Положив на столик меч, нюрнбержец направился к двери, но замер, услышав голос юноши:
– Микаэль… ты курии на верность присягал, клялся оберегать отца Иоахима, и я не могу… не смею просить тебя…
– Молчи, – бросил воин сурово, – ни слова более.
Несколько мгновений оба молчали, а потом бывший телохранитель инквизитора сказал с неожиданной теплотой:
– Выбор ты мне небогатый оставил, малыш. После того, что сказал тут обо мне, куда я теперь от тебя денусь?
– Сам виноват, – Кристиан улыбнулся сквозь слезы облегчения. – Не отнял бы у меня мешок, был бы я уже далеко.
На это Микаэль только фыркнул и вышел за дверь. Но всего несколько минут спустя вернулся: в одной руке он держал широкую миску с кусками сыра и нарезанной ломтями овсяной кашей,[79] в другой – две кружки с теплым молоком.
– Что это ты делаешь? – спросил первым делом.
– … sed libera nos a malo. Amen,[80] – чуть слышно выдохнул Кристиан и крепко зажал в руке серебряный крест – так, что острые кромки больно врезались в кожу. С ужасом он ожидал возможных последствий, но, кроме этой боли, не почувствовал больше ничего. – Так… пустяки, – пробормотал юноша.

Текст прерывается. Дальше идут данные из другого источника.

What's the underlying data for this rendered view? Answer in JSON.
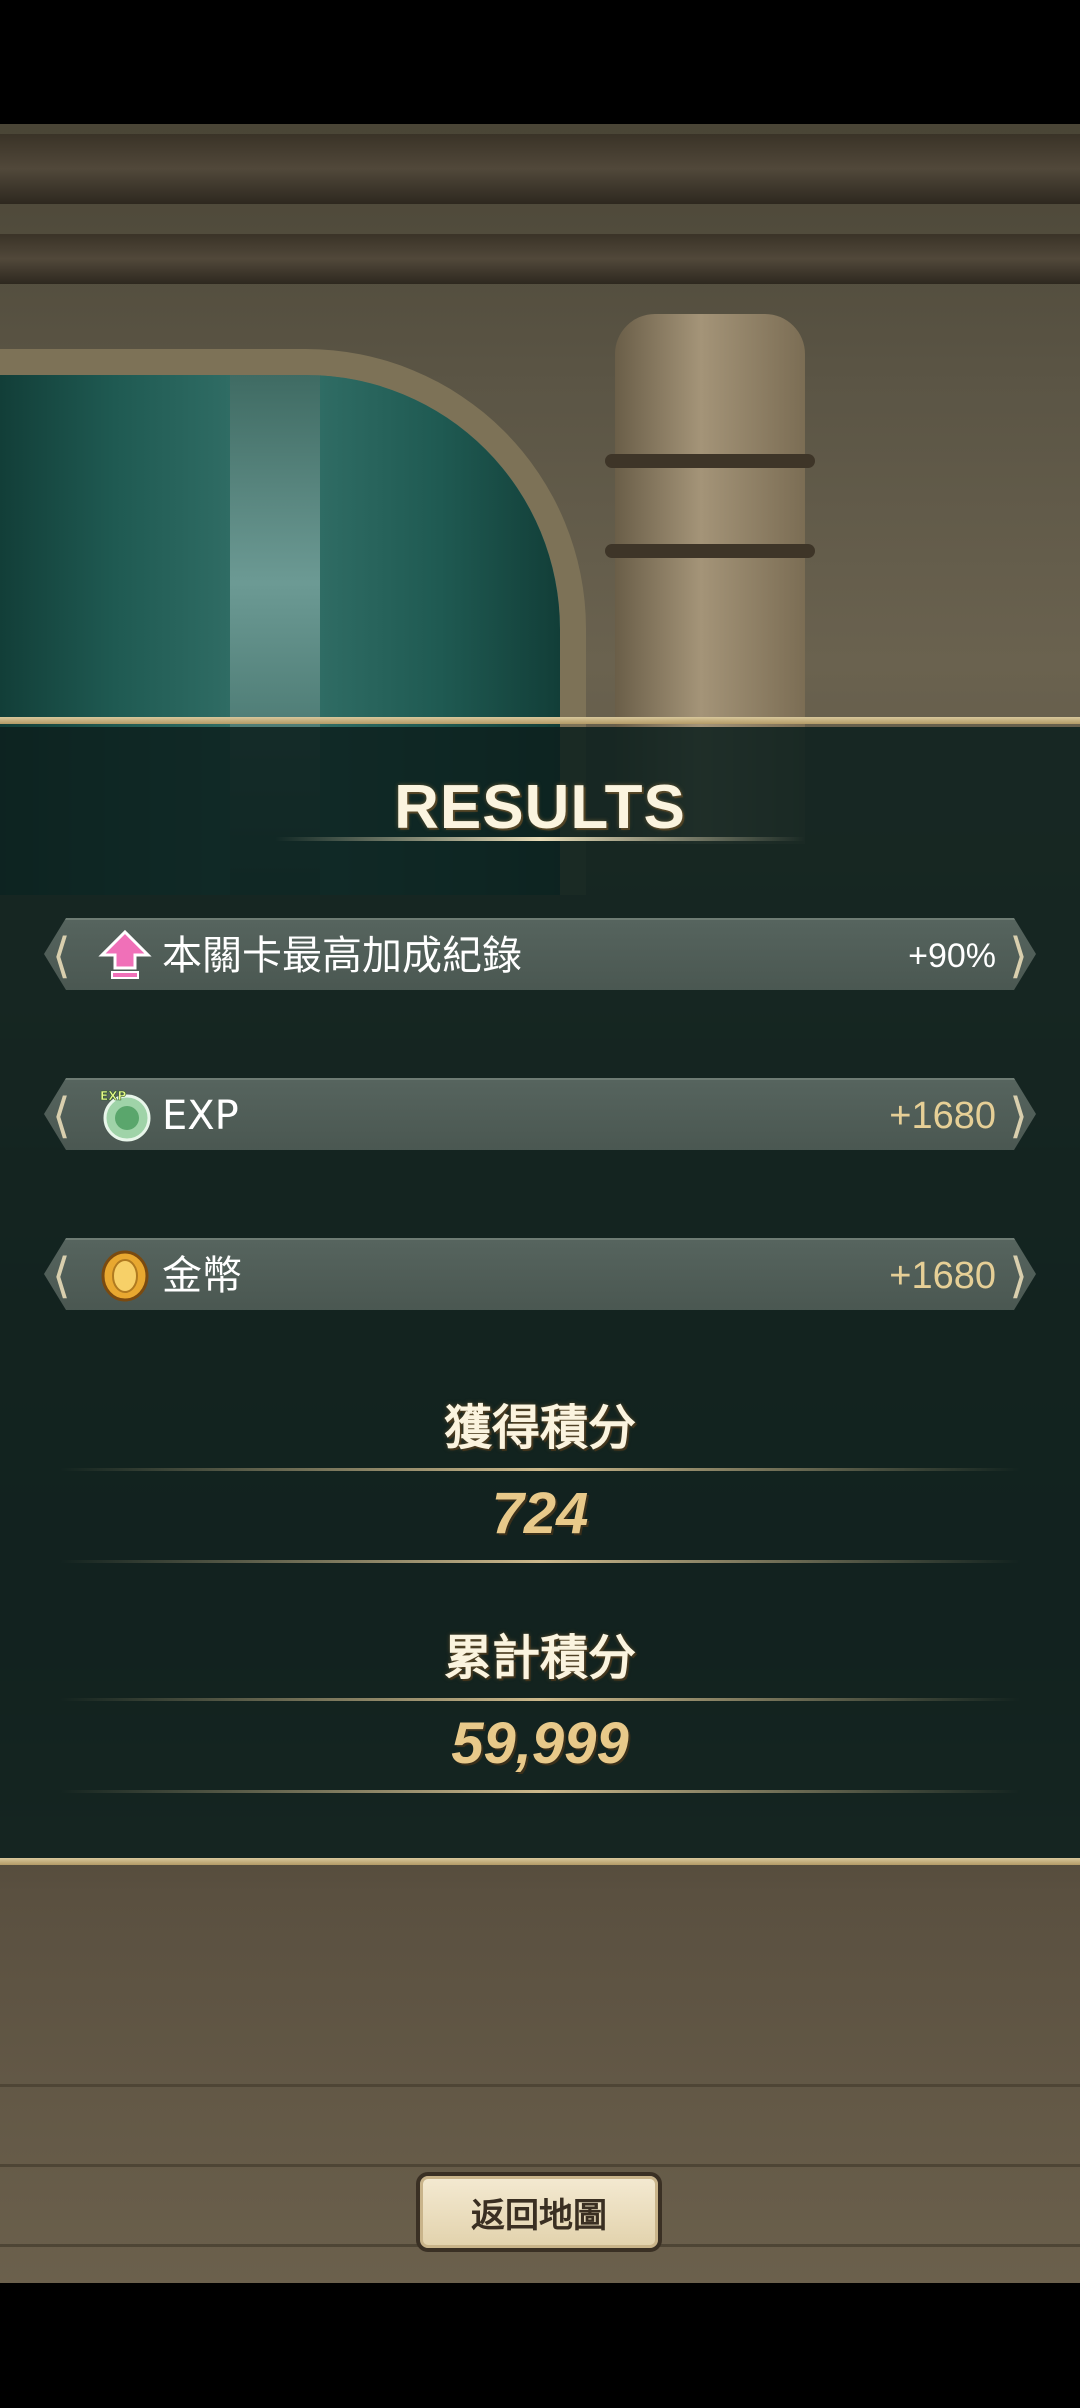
{
  "results": {
    "title": "RESULTS",
    "rows": [
      {
        "icon": "pink-up-arrow-icon",
        "label": "本關卡最高加成紀錄",
        "value": "+90%"
      },
      {
        "icon": "exp-orb-icon",
        "icon_text": "EXP",
        "label": "EXP",
        "value": "+1680"
      },
      {
        "icon": "gold-coin-icon",
        "label": "金幣",
        "value": "+1680"
      }
    ],
    "earned_points": {
      "label": "獲得積分",
      "value": "724"
    },
    "total_points": {
      "label": "累計積分",
      "value": "59,999"
    }
  },
  "return_button": {
    "label": "返回地圖"
  },
  "colors": {
    "panel": "#0d201e",
    "gold_text": "#e8c98a",
    "gold_line": "#d8c79b",
    "row_bg": "#4f5c56"
  }
}
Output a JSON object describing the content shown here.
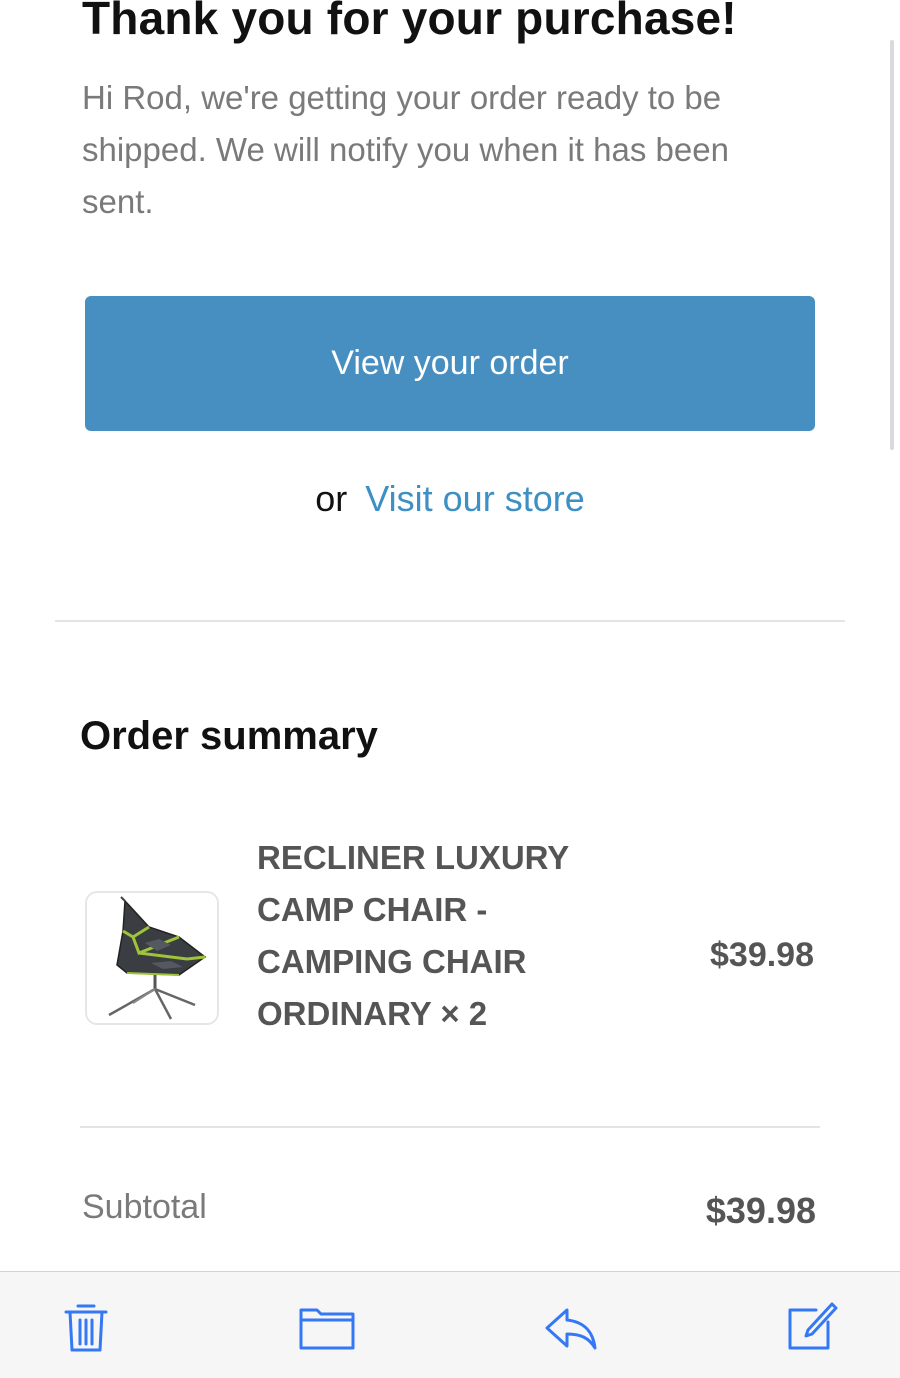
{
  "email": {
    "title": "Thank you for your purchase!",
    "intro": "Hi Rod, we're getting your order ready to be shipped. We will notify you when it has been sent.",
    "view_order_button": "View your order",
    "or_text": "or",
    "visit_store_link": "Visit our store"
  },
  "order_summary": {
    "heading": "Order summary",
    "items": [
      {
        "name": "RECLINER LUXURY CAMP CHAIR - CAMPING CHAIR ORDINARY × 2",
        "price": "$39.98",
        "image": "camp-chair-image"
      }
    ],
    "subtotal_label": "Subtotal",
    "subtotal_value": "$39.98"
  },
  "toolbar": {
    "icons": [
      "trash-icon",
      "folder-icon",
      "reply-icon",
      "compose-icon"
    ],
    "accent_color": "#3478f6"
  },
  "colors": {
    "button": "#478fc1",
    "link": "#3d8fc4"
  }
}
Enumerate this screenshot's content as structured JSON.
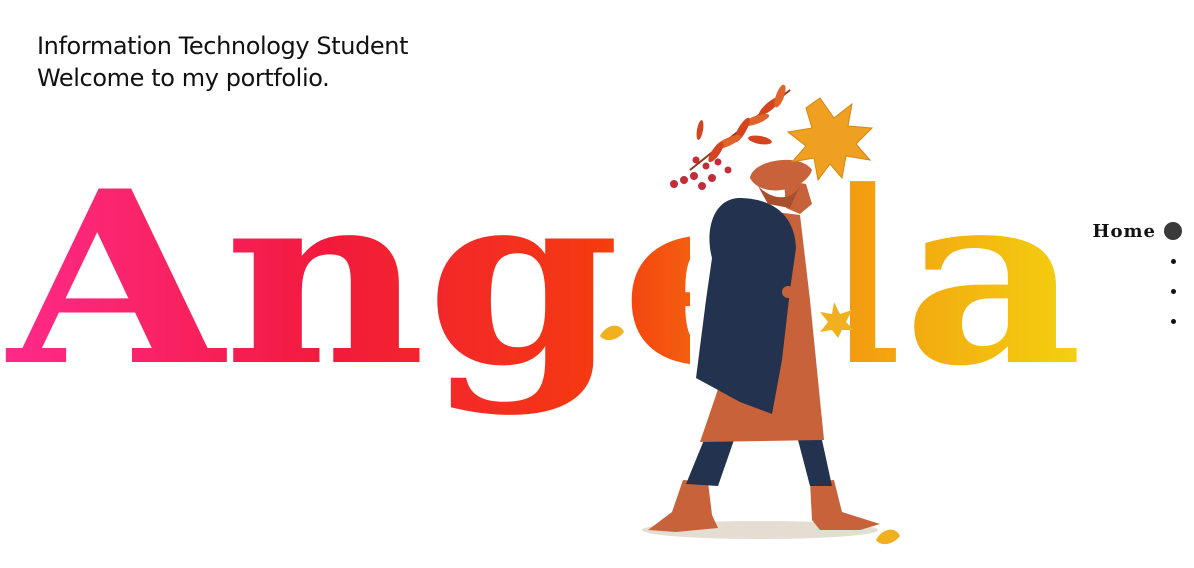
{
  "intro": {
    "line1": "Information Technology Student",
    "line2": "Welcome to my portfolio."
  },
  "hero": {
    "name": "Angela",
    "gradient": [
      "#ff2a8a",
      "#f21a3c",
      "#f53a10",
      "#f39a10",
      "#f3d20f"
    ],
    "illustration": "woman-walking-autumn-leaves",
    "colors": {
      "coat": "#c8623a",
      "jacket": "#22324f",
      "hair": "#c8623a",
      "legs": "#22324f",
      "leaf_orange": "#f0a020",
      "leaf_red": "#d4451f",
      "shadow": "#e3ddd2"
    }
  },
  "nav": {
    "active_label": "Home",
    "items": [
      {
        "label": "Home",
        "active": true
      },
      {
        "label": "",
        "active": false
      },
      {
        "label": "",
        "active": false
      },
      {
        "label": "",
        "active": false
      }
    ]
  }
}
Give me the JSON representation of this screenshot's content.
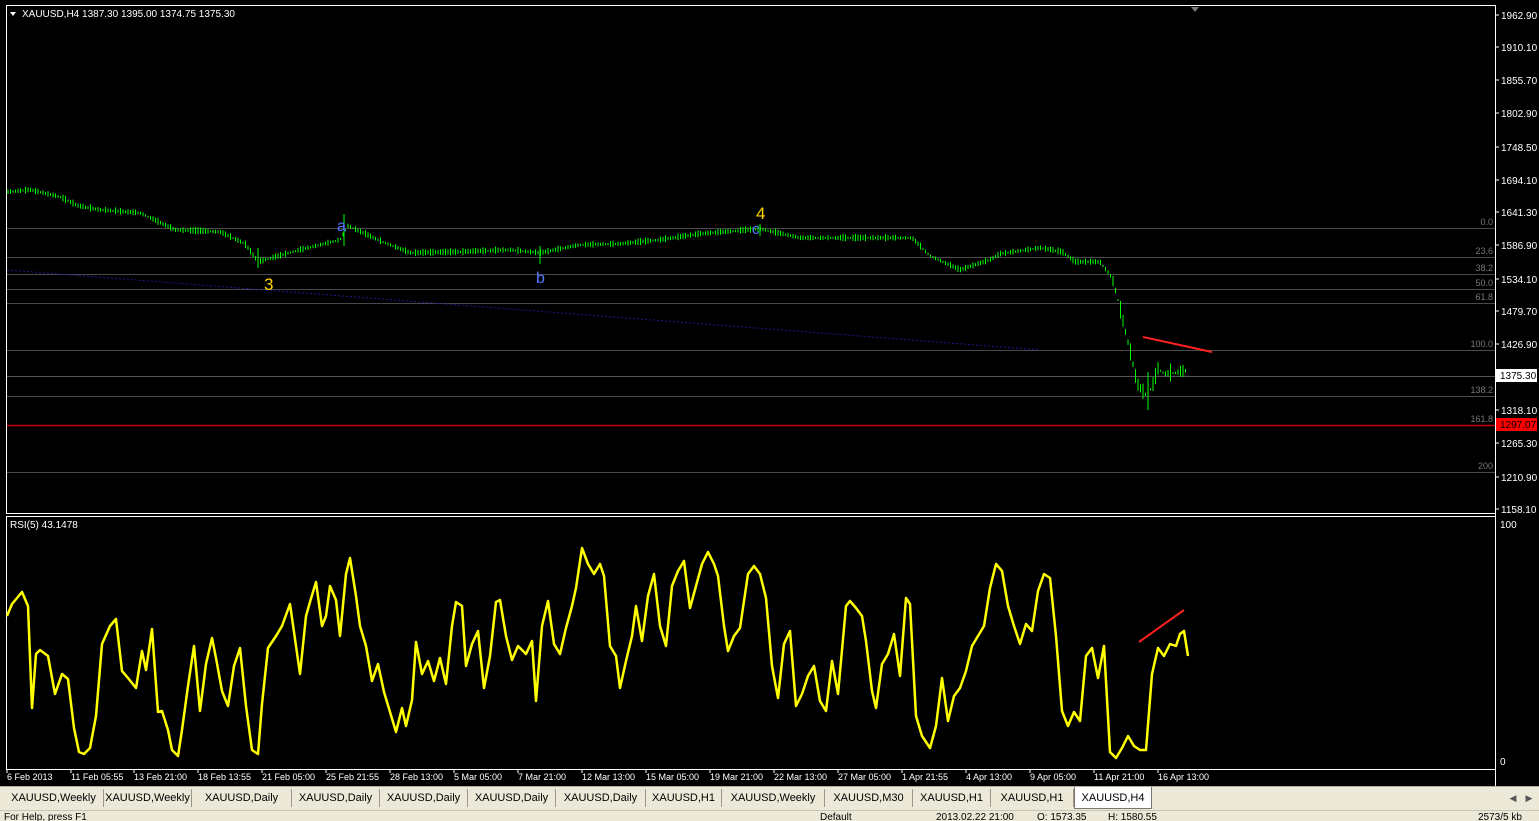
{
  "main": {
    "header": "XAUUSD,H4  1387.30 1395.00 1374.75 1375.30",
    "price_labels": [
      "1962.90",
      "1910.10",
      "1855.70",
      "1802.90",
      "1748.50",
      "1694.10",
      "1641.30",
      "1586.90",
      "1534.10",
      "1479.70",
      "1426.90",
      "1375.30",
      "1318.10",
      "1265.30",
      "1210.90",
      "1158.10"
    ],
    "current_price": "1375.30",
    "red_line_price": "1297.07",
    "fib_labels": [
      "0.0",
      "23.6",
      "38.2",
      "50.0",
      "61.8",
      "100.0",
      "138.2",
      "161.8",
      "200"
    ],
    "wave_labels": [
      {
        "text": "a",
        "color": "#5577ff"
      },
      {
        "text": "b",
        "color": "#5577ff"
      },
      {
        "text": "c",
        "color": "#5577ff"
      },
      {
        "text": "3",
        "color": "#ffd700"
      },
      {
        "text": "4",
        "color": "#ffd700"
      }
    ],
    "colors": {
      "price": "#00ff00",
      "rsi": "#ffff00",
      "trend": "#ff0000",
      "fib": "#666666"
    }
  },
  "rsi": {
    "header": "RSI(5) 43.1478",
    "level_100": "100",
    "level_0": "0"
  },
  "time_labels": [
    "6 Feb 2013",
    "11 Feb 05:55",
    "13 Feb 21:00",
    "18 Feb 13:55",
    "21 Feb 05:00",
    "25 Feb 21:55",
    "28 Feb 13:00",
    "5 Mar 05:00",
    "7 Mar 21:00",
    "12 Mar 13:00",
    "15 Mar 05:00",
    "19 Mar 21:00",
    "22 Mar 13:00",
    "27 Mar 05:00",
    "1 Apr 21:55",
    "4 Apr 13:00",
    "9 Apr 05:00",
    "11 Apr 21:00",
    "16 Apr 13:00"
  ],
  "tabs": [
    "XAUUSD,Weekly",
    "XAUUSD,Weekly",
    "XAUUSD,Daily",
    "XAUUSD,Daily",
    "XAUUSD,Daily",
    "XAUUSD,Daily",
    "XAUUSD,Daily",
    "XAUUSD,H1",
    "XAUUSD,Weekly",
    "XAUUSD,M30",
    "XAUUSD,H1",
    "XAUUSD,H1",
    "XAUUSD,H4"
  ],
  "status": {
    "help": "For Help, press F1",
    "profile": "Default",
    "datetime": "2013.02.22 21:00",
    "open": "O: 1573.35",
    "high": "H: 1580.55",
    "traffic": "2573/5 kb"
  }
}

Недоверчиво покосившись на него, Микаэль поставил еду на столик.
– Давай наворачивай. А потом уже к барону пойдем.
Пересказ ночной беседы с загадочным чужаком фон Ройц выслушал со стоическим спокойствием. Кристиан ждал чего угодно – скепсиса, ярости, удивления, даже испуга, но на протяжении всего рассказа барон не проронил ни слова и лишь изредка, когда юноша запинался, жестом поощрял его продолжать.
Наконец Кристиан закончил. Ойген молчал: сидел на высоком подоконнике, глядел на улицу и покачивал ногой в юфтевом сапоге. Щегольские серебряные бубенчики на подоле темно-коричневого парчового тапперта чуть слышно позвякивали в такт движениям.
«Понял ли он вообще, о чем я ему говорил?» – подумал юноша, но тут же одернул себя: прежде барон не давал повода усомниться в своем уме.
Тем временем фон Ройц легко соскочил с подоконника, заложил руки за спину, мягко перекатился с подошв на носки и обратно.
– Первая часть рассказа не сильно расходится с тем, что сообщил Девенпорт. Но вторая… Значит, другие миры? И путешественник, способный странствовать меж ними? Что это вообще значит? Вроде как захотел – и очутился в Московии? Или в Палестине? Но только под другим небом – так, что ли?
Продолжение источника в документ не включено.